Sarah Sense, Weaving Water 28, 2013. Tia Collection, Santa Fe, NM. James Hart Photography.

Sarah Sense’s unique style of photography is borne from her family tradition and her Louisiana tribal community. While growing up in California, Sense was deeply aware of the basketry of her Chitimacha relatives and her Choctaw grandmother’s extensive basket collection. At age 18, she began to research the Chitimacha basket collection at the Southwest Museum of the American Indian in Los Angeles at her tribal community’s request. With this knowledge, Sense returned to the Chitimacha Reservation with her sister to design activities for the youth during the summer months; during this time, she began to experiment with the concept of weaving photographs that she had taken of the reservation. Combining mylar, bamboo paper and other found objects and materials, Sense began to weave ancestral patterns like “raven’s eye” or “rabbit’s foot” in her pieces.

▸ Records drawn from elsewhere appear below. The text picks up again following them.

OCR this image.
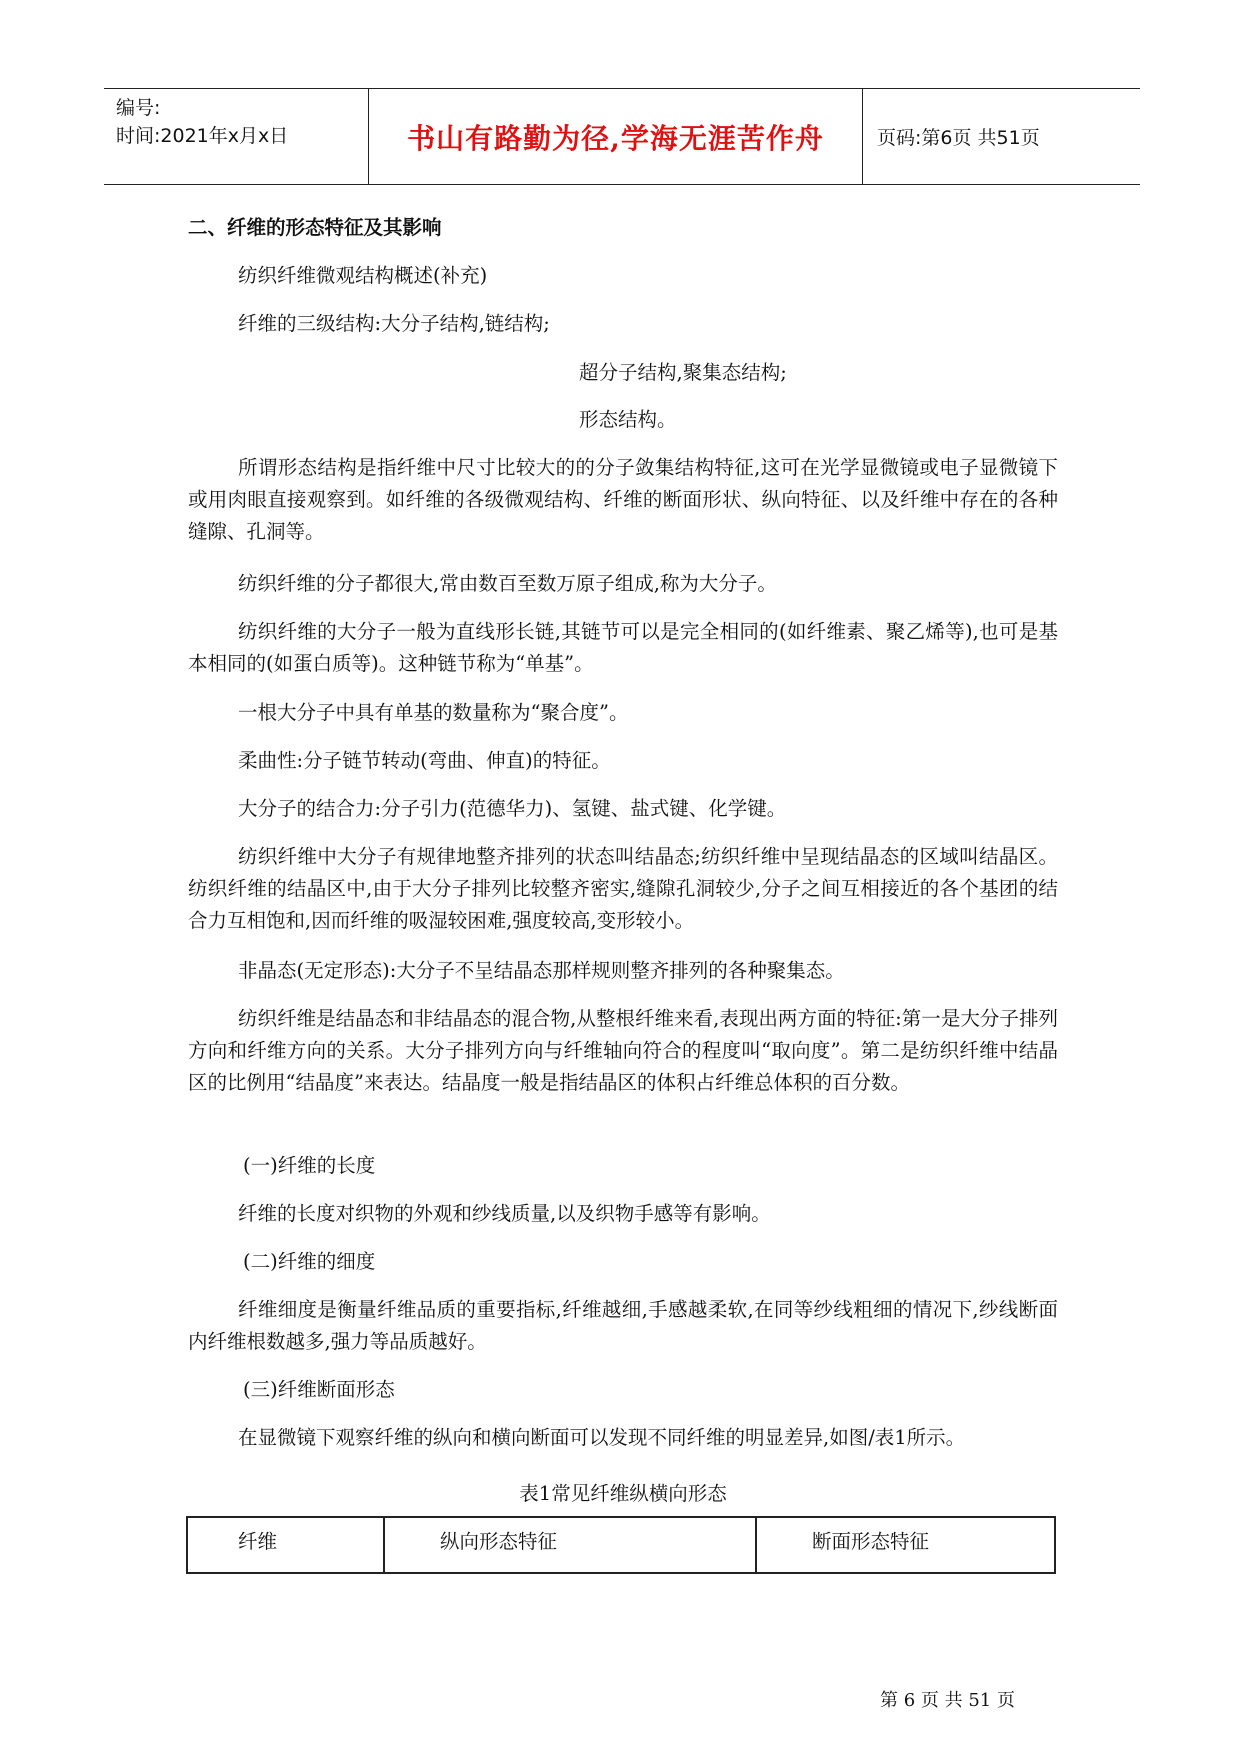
编号:
时间:2021年x月x日	书山有路勤为径,学海无涯苦作舟	页码:第6页 共51页
二、纤维的形态特征及其影响
纺织纤维微观结构概述(补充)
纤维的三级结构:大分子结构,链结构;
超分子结构,聚集态结构;
形态结构。
所谓形态结构是指纤维中尺寸比较大的的分子敛集结构特征,这可在光学显微镜或电子显微镜下或用肉眼直接观察到。如纤维的各级微观结构、纤维的断面形状、纵向特征、以及纤维中存在的各种缝隙、孔洞等。
纺织纤维的分子都很大,常由数百至数万原子组成,称为大分子。
纺织纤维的大分子一般为直线形长链,其链节可以是完全相同的(如纤维素、聚乙烯等),也可是基本相同的(如蛋白质等)。这种链节称为“单基”。
一根大分子中具有单基的数量称为“聚合度”。
柔曲性:分子链节转动(弯曲、伸直)的特征。
大分子的结合力:分子引力(范德华力)、氢键、盐式键、化学键。
纺织纤维中大分子有规律地整齐排列的状态叫结晶态;纺织纤维中呈现结晶态的区域叫结晶区。纺织纤维的结晶区中,由于大分子排列比较整齐密实,缝隙孔洞较少,分子之间互相接近的各个基团的结合力互相饱和,因而纤维的吸湿较困难,强度较高,变形较小。
非晶态(无定形态):大分子不呈结晶态那样规则整齐排列的各种聚集态。
纺织纤维是结晶态和非结晶态的混合物,从整根纤维来看,表现出两方面的特征:第一是大分子排列方向和纤维方向的关系。大分子排列方向与纤维轴向符合的程度叫“取向度”。第二是纺织纤维中结晶区的比例用“结晶度”来表达。结晶度一般是指结晶区的体积占纤维总体积的百分数。
(一)纤维的长度
纤维的长度对织物的外观和纱线质量,以及织物手感等有影响。
(二)纤维的细度
纤维细度是衡量纤维品质的重要指标,纤维越细,手感越柔软,在同等纱线粗细的情况下,纱线断面内纤维根数越多,强力等品质越好。
(三)纤维断面形态
在显微镜下观察纤维的纵向和横向断面可以发现不同纤维的明显差异,如图/表1所示。
表1常见纤维纵横向形态
纤维	纵向形态特征	断面形态特征
第 6 页 共 51 页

While Sense’s early works are based on Chitimacha landscape in Louisiana and Hollywood interpretations of Native North America, in 2013 Sense learned that her Chitimacha ancestors had been enslaved and taken from Louisiana to the Caribbean. Her series Weaving Water explored and reflected upon the use of water in terms of forced and voluntary migration, trade and subsistence. Sense writes of the series, “…despite the cluttered clash, people can return to a source to bring them back to the ground, returning them to a home that maybe can only be felt inside, because perhaps home has been removed.”


Artist Portraits (above left to right): Ruth Orkin, Lillian Bassman, Sylvie Fleury, Ketaki Sheth, Sarah Sense.